Because of the large size of the FPGAs, these devices are likely to remain as distinct components on the MCM going forward, Dutoit says. Their purpose is to serve as a platform for specialized application functions that don’t warrant the development of a hard-wired custom chiplet.
The memory components in the prototype are external to both the interposer and the MCM. In a production implementation, the intention is to have high bandwidth memory (HBM) stacked on the interposer right next to the Arm chiplets and any special-purpose accelerators, again the idea being to shorten the data path and conserve energy.

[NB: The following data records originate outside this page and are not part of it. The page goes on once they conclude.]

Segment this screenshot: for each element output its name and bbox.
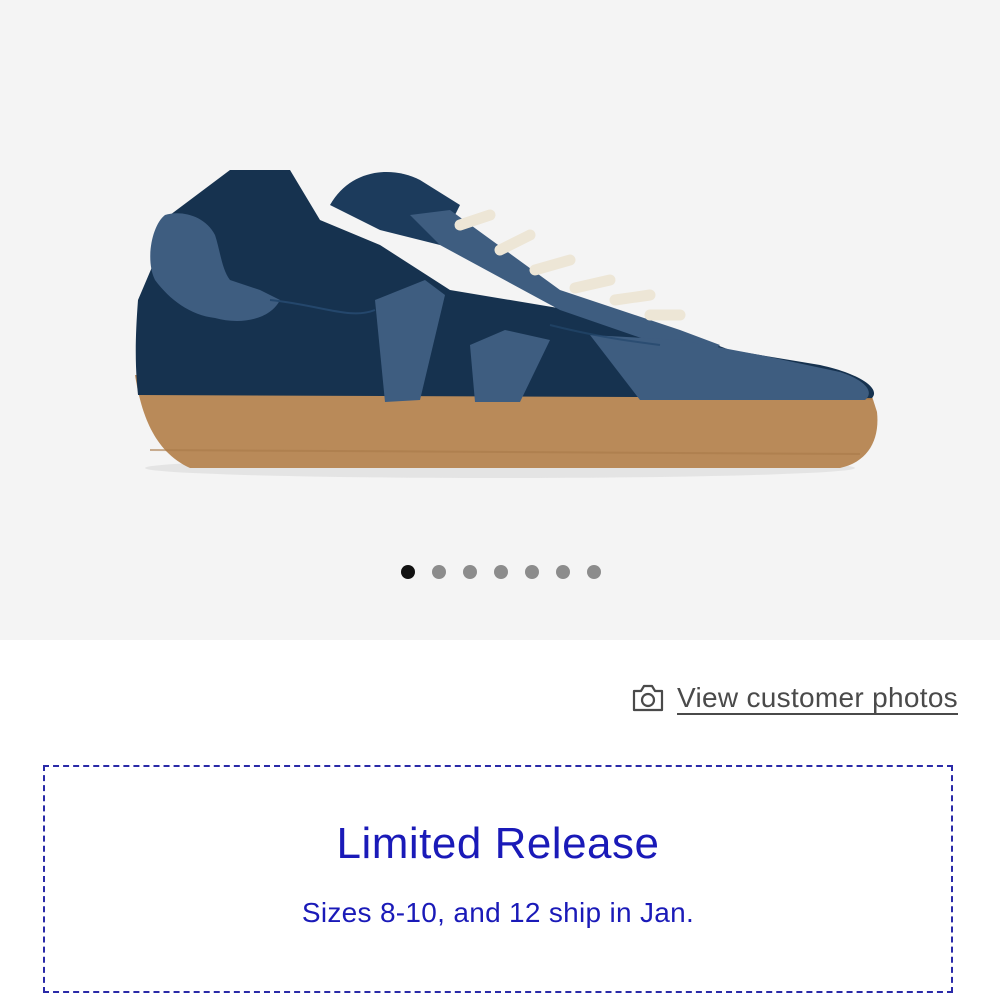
sneaker-product-image [135, 170, 878, 478]
limited-release-title: Limited Release [336, 819, 660, 868]
view-customer-photos-label[interactable]: View customer photos [677, 682, 958, 714]
view-customer-photos-link[interactable]: View customer photos [631, 682, 958, 714]
product-image-gallery[interactable] [0, 0, 1000, 640]
camera-icon [632, 684, 664, 712]
image-pagination-dots [1, 565, 1000, 579]
limited-release-banner: Limited Release Sizes 8-10, and 12 ship … [43, 765, 953, 993]
pagination-dot[interactable] [463, 565, 477, 579]
limited-release-subtitle: Sizes 8-10, and 12 ship in Jan. [301, 897, 695, 928]
pagination-dot[interactable] [525, 565, 539, 579]
pagination-dot[interactable] [556, 565, 570, 579]
pagination-dot[interactable] [432, 565, 446, 579]
pagination-dot[interactable] [401, 565, 415, 579]
pagination-dot[interactable] [494, 565, 508, 579]
pagination-dot[interactable] [587, 565, 601, 579]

The ExaNoDe memory system is based on UNIMEM, a PGAS-style global addressing scheme that allows compute nodes to share non-coherent memory across a cluster. Essentially, it’s a model that separates local coherent memory with that of remote memory, employing an API to negotiate between them. Underneath the covers, it uses RDMA to provide access to data where it resides, largely avoiding costly copies between nodes. UNIMEM was developed by the EUROSERVER project, yet another EU initiative aimed at developing domestic computing IP.
One of the other home-grown technologies that made it into the prototype was the active interposer, which had been developed by CEA-Leti in an unrelated project under separate funding. The base interposer was manufactured by STMicroelectronics, while the thru-silicon via (TSV) and microbumps integration was done in CEA-Leti’s own fab. The interposer/chiplet complex, which the project refers to as a “3DIC,” represents ExaNoDe’s major contribution to the larger exascale effort underway on the continent.

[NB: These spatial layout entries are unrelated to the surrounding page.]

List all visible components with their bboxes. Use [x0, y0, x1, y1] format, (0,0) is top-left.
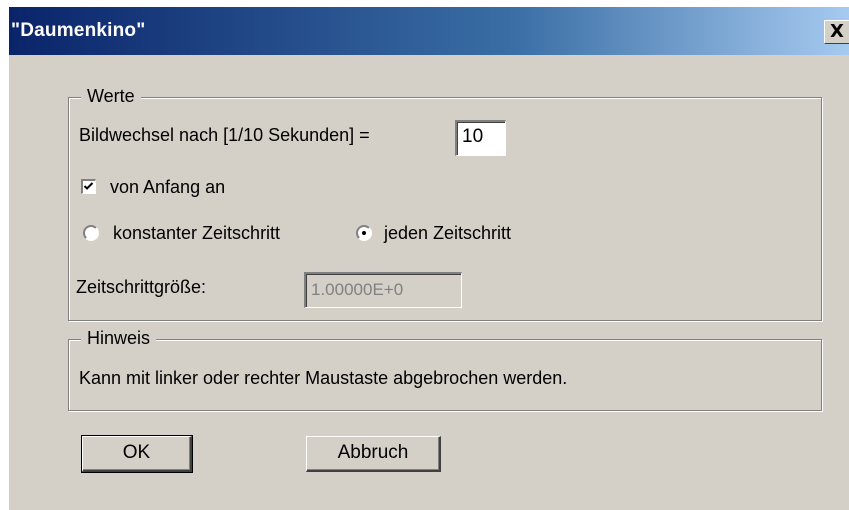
step-size-label: Zeitschrittgröße:: [76, 277, 207, 297]
radio-each-step[interactable]: [356, 225, 372, 241]
checkmark-icon: [83, 182, 94, 190]
hinweis-text: Kann mit linker oder rechter Maustaste a…: [79, 368, 568, 388]
close-icon: X: [830, 21, 844, 42]
from-start-checkbox[interactable]: [81, 179, 96, 194]
cancel-button[interactable]: Abbruch: [306, 436, 441, 472]
hinweis-legend: Hinweis: [81, 328, 157, 349]
window-title: "Daumenkino": [11, 20, 146, 41]
title-bar[interactable]: "Daumenkino" X: [9, 7, 849, 55]
from-start-label: von Anfang an: [110, 177, 226, 197]
werte-legend: Werte: [81, 86, 141, 107]
close-button[interactable]: X: [824, 20, 849, 44]
radio-constant-step[interactable]: [83, 225, 99, 241]
interval-label: Bildwechsel nach [1/10 Sekunden] =: [79, 125, 370, 145]
radio-selected-dot: [362, 231, 366, 235]
radio-each-label: jeden Zeitschritt: [384, 223, 512, 243]
ok-button[interactable]: OK: [81, 435, 193, 473]
dialog-window: "Daumenkino" X Werte Bildwechsel nach [1…: [8, 6, 849, 510]
radio-constant-label: konstanter Zeitschritt: [113, 223, 281, 243]
step-size-input[interactable]: 1.00000E+0: [304, 272, 462, 308]
interval-input[interactable]: 10: [455, 120, 506, 156]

On the software side, four HPC applications have been ported to the prototype as a demonstration of how such workloads can be accelerated on a heterogeneous node. They include BCQD, a lattice quantum chromodynamics simulation code; HydroC, a simplified version of the astrophysical code RAMSES; miniDDR, a materials science application based on KKRnano, and miniFE, a finite element generation, assembly and solution for an unstructured grid problem. The compute node’s FPGAs were specifically used to accelerate the kernels of these mini-applications. The diagram below illustrates how these applications ride on top of the software stack that has been stitched together for the ExaNoDe platform.
Dutoit tells us that going forward, the ExaNoDe software building blocks and application ports will be taken up by EuroEXA, a project tasked to design and build a petascale prototype using FPGAs, Arm, and other technologies. Meanwhile, the hardware work will be passed off to the European Processor Initiative (EPI), an EU project to develop a domestic HPC chip for pre-exascale and exascale supercomputers. “All the we have learned from 3D integration, chiplet partitioning, and methodologies for this kind of technology will be the basis for the EPI processor,” says Dutoit.